Two years ago, Korean automaker Kia opened a plant in West Point, near the Alabama border. The plant employs 3,000 people. But its economic impact is much wider, extending to supplier companies and other businesses catering to Kia and its employees.
On Lafayette Parkway across from the LaGrange Mall there are a number of Korean businesses. There’s a Korean bakery, and next store a Korean restaurant. A pool hall has large Korean lettering out front and next door is a Korean accounting office.
Inside the restaurant on a recent afternoon, a dozen Korean auto workers in work gear huddle over steaming lacquered bowls of traditional dishes.
Some of them work for Sewon America. With 800 employees, it’s the largest Kia supplier in the LaGrange area, about a dozen miles from the plant.
Sewon makes metal safety parts for car door panels that blunt the force of a crash. Ken Horton is a senior manager there. In an interview at the plant, he says soon he’s going to need more employees.
“I anticipate anywhere from 100 to 200 more, probably in the next six to eight months,” he said.
Sewon America opened two years ago. It’s one of about 60 suppliers straddling Georgia and Alabama, where Kia’s sister company, Hyundai, has a car plant.

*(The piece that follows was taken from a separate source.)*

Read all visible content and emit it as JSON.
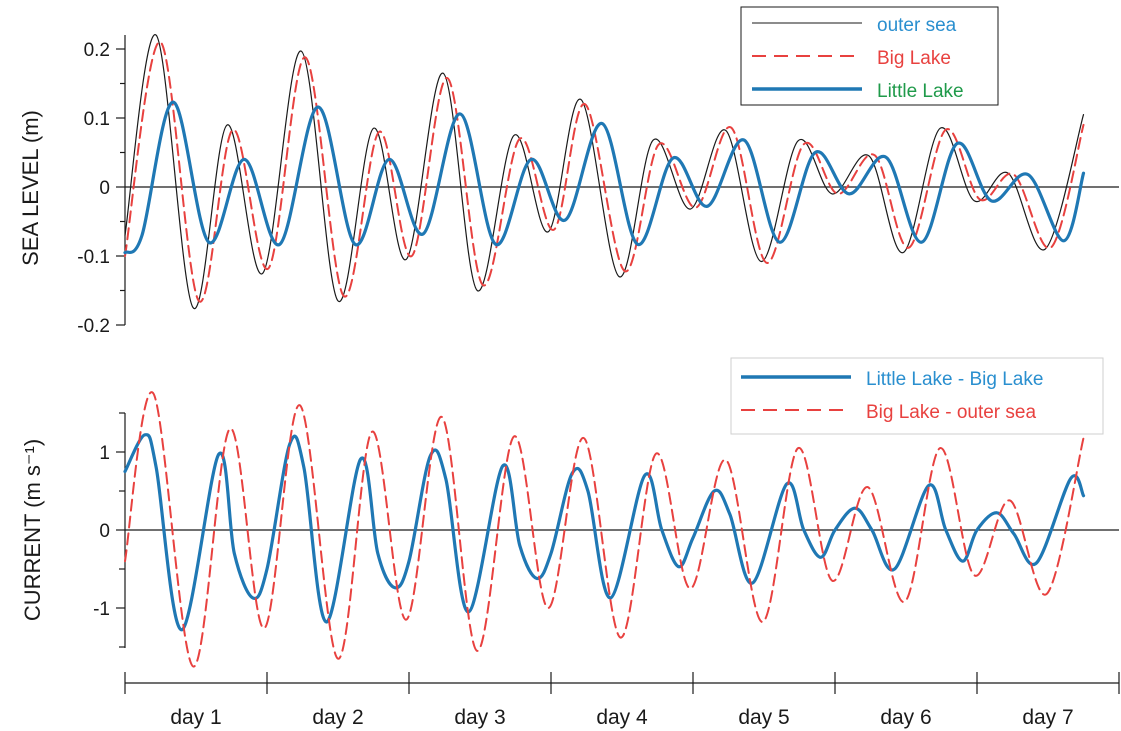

The supplier network that has sprung up is part of what makes Kia’s presence in west Georgia unique. Horton says automakers like to have their suppliers nearby so they can adjust production schedules at any time.
“Kia is about 11 to 12 miles away and our job is to get the product to Kia just in time -- when they want it, when they ask for it, in the right quantity, defect-free,” he said.
Over at Kia, the plant now runs three shifts a day and churns out three models, including the Optima.
Kia announced plans to build the plant in 2006. As incentives, the state spent about $165 million to purchase and improve the land for the plant, and build roads. Kia is also receiving $130 million in property tax abatements.
In exchange, the company pledged to invest $1 billion in the plant and create 2,500 jobs, obligations Kia says it has met.
Yet unemployment in the area hovers around 11 percent.
The automaker’s arrival came as welcome news to an area where textile plant closures have been the norm for years.
And Randy Jackson, vice president of Kia’s Georgia operations, says the plant has provided jobs to some of those laid off at other companies.
“There have been a lot of closures in this region,” he said in an interview at the plant this month. “I don’t know what the numbers are but I know at one time those numbers were falling much faster than we could add back jobs. But I will say, we have been able to add between ourselves and our suppliers well over 10,000 jobs, which is a tremendous shot in the arm for this region.”
More expansion may be on the way as Hyundai suppliers in Alabama look to open second plants in the U.S.
One success is Mando, a Hyundai supplier that plans to build a plant next door in Meriwether County.
More businesses mean more people. In downtown LaGrange, a jewelry store window sports a neon sign in Korean, and a banner advertises the LaGrange Korean School.
James Yu, pastor of New Heaven Baptist Mission Church, says Kia and Kia supplier company employees now make up several growing congregations.
“We have here, in our Korean community here, even though it’s small, we have already six Korean churches worshiping here in the LaGrange area,” he said outside his church.
Back at Kia, Jackson says people buying Optimas, Sorentos and other Kia models are now coming back for repeat purchases. Local officials say that’s good news not just for Kia plant employees but for the entire region.